Safety gaps are lurking everywhere and their consequences are more serious in diving than they would be on land. A divemaster guiding a group of novices without computers to their limits; a dive boat owner without emergency equipment such as an oxygen unit able to deliver 100% medical oxygen to at least two divers and for sufficient time; a liveaboard safari whose staff is not trained in first aid and emergency treatment; dive shops that rent poorly maintained equipment with defect valves or missing o-rings, or who “forget” to change compressor filters: they all belong to the grossly negligent category.

As beautiful as an out-in-the-ocean, away-from-civilisation liveaboard safari may seem, as ugly it could turn when there is no radio connection, cell phones aren't working and the crew forgot satellite phones (or even first aid equipment on board). No chance to get any prompt help in case of emergency in that unfortunate case.
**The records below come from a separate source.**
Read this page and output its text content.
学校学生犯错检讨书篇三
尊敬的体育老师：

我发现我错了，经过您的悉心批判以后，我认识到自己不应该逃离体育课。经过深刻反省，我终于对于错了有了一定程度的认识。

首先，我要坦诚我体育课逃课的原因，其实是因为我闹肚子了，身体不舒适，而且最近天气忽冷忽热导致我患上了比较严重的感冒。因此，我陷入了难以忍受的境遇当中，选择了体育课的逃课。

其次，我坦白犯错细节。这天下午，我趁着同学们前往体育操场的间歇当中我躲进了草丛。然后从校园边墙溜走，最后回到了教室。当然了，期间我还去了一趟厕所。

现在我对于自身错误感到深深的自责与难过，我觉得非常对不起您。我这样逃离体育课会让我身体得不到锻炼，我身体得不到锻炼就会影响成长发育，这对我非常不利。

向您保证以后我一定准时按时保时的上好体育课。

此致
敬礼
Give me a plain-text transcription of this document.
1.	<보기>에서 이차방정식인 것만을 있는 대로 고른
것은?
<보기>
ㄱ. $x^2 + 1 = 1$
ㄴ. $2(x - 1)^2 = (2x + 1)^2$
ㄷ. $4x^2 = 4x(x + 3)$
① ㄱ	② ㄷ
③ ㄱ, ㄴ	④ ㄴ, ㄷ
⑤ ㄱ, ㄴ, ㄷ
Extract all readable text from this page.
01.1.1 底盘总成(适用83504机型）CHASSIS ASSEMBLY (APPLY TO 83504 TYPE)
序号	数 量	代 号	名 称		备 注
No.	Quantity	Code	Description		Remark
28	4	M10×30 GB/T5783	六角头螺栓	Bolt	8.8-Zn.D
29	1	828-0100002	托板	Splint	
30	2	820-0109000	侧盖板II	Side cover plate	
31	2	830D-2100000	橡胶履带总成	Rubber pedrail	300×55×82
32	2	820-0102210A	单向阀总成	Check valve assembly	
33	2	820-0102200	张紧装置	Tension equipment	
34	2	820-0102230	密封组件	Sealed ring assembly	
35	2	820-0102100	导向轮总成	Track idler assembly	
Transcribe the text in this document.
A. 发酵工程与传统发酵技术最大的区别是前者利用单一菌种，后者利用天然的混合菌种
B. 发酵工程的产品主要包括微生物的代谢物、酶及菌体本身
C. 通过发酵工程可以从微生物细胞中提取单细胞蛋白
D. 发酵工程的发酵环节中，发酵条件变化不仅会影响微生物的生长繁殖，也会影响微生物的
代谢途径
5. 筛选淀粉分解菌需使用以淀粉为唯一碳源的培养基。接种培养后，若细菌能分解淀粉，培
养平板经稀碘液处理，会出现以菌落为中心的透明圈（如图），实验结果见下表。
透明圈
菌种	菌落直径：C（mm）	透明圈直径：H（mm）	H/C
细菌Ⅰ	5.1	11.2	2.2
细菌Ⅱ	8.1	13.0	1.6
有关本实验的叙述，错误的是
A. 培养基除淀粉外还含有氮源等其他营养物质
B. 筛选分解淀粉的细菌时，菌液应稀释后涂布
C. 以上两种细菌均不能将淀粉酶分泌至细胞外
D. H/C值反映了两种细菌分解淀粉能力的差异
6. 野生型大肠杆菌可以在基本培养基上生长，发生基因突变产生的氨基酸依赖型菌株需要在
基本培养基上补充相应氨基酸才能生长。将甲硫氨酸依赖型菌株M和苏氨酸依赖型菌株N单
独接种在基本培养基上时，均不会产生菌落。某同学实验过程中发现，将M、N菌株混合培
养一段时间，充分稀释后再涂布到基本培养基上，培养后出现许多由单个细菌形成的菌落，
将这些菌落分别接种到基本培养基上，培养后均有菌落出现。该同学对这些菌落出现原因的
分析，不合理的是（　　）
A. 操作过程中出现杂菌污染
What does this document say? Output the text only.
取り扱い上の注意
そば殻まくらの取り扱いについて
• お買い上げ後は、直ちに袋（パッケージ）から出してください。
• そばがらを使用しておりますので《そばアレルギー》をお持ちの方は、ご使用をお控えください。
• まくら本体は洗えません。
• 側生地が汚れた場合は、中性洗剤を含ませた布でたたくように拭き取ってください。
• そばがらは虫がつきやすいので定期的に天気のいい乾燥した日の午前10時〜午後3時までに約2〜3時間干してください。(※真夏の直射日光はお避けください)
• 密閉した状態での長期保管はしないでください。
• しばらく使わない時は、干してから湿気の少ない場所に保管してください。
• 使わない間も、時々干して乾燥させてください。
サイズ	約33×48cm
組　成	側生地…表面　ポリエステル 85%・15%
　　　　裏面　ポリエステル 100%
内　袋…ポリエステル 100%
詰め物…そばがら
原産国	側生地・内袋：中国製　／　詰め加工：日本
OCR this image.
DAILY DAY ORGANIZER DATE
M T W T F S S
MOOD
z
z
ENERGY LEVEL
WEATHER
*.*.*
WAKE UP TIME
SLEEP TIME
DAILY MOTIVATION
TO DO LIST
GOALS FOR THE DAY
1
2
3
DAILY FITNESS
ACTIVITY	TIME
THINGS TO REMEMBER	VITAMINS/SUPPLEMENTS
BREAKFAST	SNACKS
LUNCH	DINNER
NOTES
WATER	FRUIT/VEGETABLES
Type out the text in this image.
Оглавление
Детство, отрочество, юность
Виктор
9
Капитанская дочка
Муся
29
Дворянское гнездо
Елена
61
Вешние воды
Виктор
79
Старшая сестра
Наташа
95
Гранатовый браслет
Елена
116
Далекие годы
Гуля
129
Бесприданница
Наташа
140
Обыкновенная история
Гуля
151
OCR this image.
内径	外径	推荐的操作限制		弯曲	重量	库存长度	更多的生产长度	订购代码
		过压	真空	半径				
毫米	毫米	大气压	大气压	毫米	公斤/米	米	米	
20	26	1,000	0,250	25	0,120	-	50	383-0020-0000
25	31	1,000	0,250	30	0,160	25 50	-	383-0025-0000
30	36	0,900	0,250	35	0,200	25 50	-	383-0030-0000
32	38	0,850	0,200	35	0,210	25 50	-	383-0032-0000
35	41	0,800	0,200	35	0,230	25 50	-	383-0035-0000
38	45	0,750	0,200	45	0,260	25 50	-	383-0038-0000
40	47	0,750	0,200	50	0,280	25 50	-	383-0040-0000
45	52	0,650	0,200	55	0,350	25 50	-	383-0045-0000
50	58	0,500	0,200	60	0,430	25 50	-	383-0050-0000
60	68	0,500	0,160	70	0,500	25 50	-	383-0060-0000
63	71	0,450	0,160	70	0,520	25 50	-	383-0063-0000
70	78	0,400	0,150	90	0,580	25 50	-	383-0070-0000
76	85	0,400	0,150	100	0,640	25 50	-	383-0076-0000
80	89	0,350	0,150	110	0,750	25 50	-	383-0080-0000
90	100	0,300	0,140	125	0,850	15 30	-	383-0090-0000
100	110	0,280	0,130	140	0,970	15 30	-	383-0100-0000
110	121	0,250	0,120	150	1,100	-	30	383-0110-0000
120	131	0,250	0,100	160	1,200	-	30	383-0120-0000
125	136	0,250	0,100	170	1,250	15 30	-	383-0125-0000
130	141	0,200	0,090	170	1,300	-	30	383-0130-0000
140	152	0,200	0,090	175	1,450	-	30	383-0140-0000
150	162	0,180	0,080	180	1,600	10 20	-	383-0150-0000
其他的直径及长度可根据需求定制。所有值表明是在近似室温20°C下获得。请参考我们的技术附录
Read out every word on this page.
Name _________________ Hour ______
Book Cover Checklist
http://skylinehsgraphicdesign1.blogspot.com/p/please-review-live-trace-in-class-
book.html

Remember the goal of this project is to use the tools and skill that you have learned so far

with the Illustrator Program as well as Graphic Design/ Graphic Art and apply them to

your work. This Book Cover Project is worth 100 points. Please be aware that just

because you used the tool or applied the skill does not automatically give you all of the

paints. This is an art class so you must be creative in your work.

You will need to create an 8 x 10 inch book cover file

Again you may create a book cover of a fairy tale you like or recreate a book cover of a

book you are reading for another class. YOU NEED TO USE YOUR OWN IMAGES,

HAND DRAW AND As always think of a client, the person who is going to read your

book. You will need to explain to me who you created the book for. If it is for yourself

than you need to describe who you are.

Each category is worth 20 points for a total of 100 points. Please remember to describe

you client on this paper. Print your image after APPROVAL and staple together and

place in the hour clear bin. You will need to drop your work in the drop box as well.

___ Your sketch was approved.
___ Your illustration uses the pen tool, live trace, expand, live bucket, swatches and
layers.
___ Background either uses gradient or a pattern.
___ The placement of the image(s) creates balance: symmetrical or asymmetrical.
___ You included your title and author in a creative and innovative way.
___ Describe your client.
Be it a dive business on land or a liveaboard, everybody – also dive guests – should get access to info such as current telephone numbers of the closest hyperbaric chamber. This includes contact numbers of dive medical specialists of the nearest facility, emergency doctors and emergency services. Keeping those information current is something of the utmost importance, as addresses, phone numbers, contact persons or access routes are often subject to variations. If there is a missing link, the chain will break.

The crew needs to know what to do in an emergency. The fastest transportation and the logistics need to be clear. In case an operator has several boats, each boat may have its own EAP and a different one for the base on land.

To raise awareness about safety and make diving even safer, DAN has developed the DSP (Diving Safety Partner) programmeThe  DSP is made of 3 levels, with an associated Hazard Identification and Risk Assessment (HIRA) component. This initiative is specifically addressed to dive operations, helping businesses to identify and improve the areas where they lack safety. Dive operations fulfilling all requirements gain visibility and recognition within the recreational diving community and, ultimely, more clients. For a professional assessment conducted by one of our experts, requests can be sent to dsp@daneurope.org

Instructions and warnings for conducting dives 

Briefings and debriefings, information on getting in and out of the water, safety stops, meeting points and procedures in case of separation, as well as instructions and warnings for post-dive activities: these are all elements that should be considered.

Briefing before the dive is of enormous importance for the divers to assume their own capability to take up the dive and to know what to expect during immersion. A good briefing includes details about navigation, currents, depth and duration of the dive, and surely not only the marine life that you will probably see.

The crew should inform divers, especially the inexperienced ones, that no free-diving activities should be carried out after SCUBA diving. Deeper successive dives on the same day are not recommended either, due to nitrogen bubble formation and increased DCS risk. Advise is to wait for at least 24 hours before engaging with such activities.

Both professional and recreational divers taking care of safety aspects prior to a dive may soon benefit from their farsighted approach, as they will know what to do in case of an emergency or may even prevent it.

Let's keep diving a marvelous adventure, as it should always be!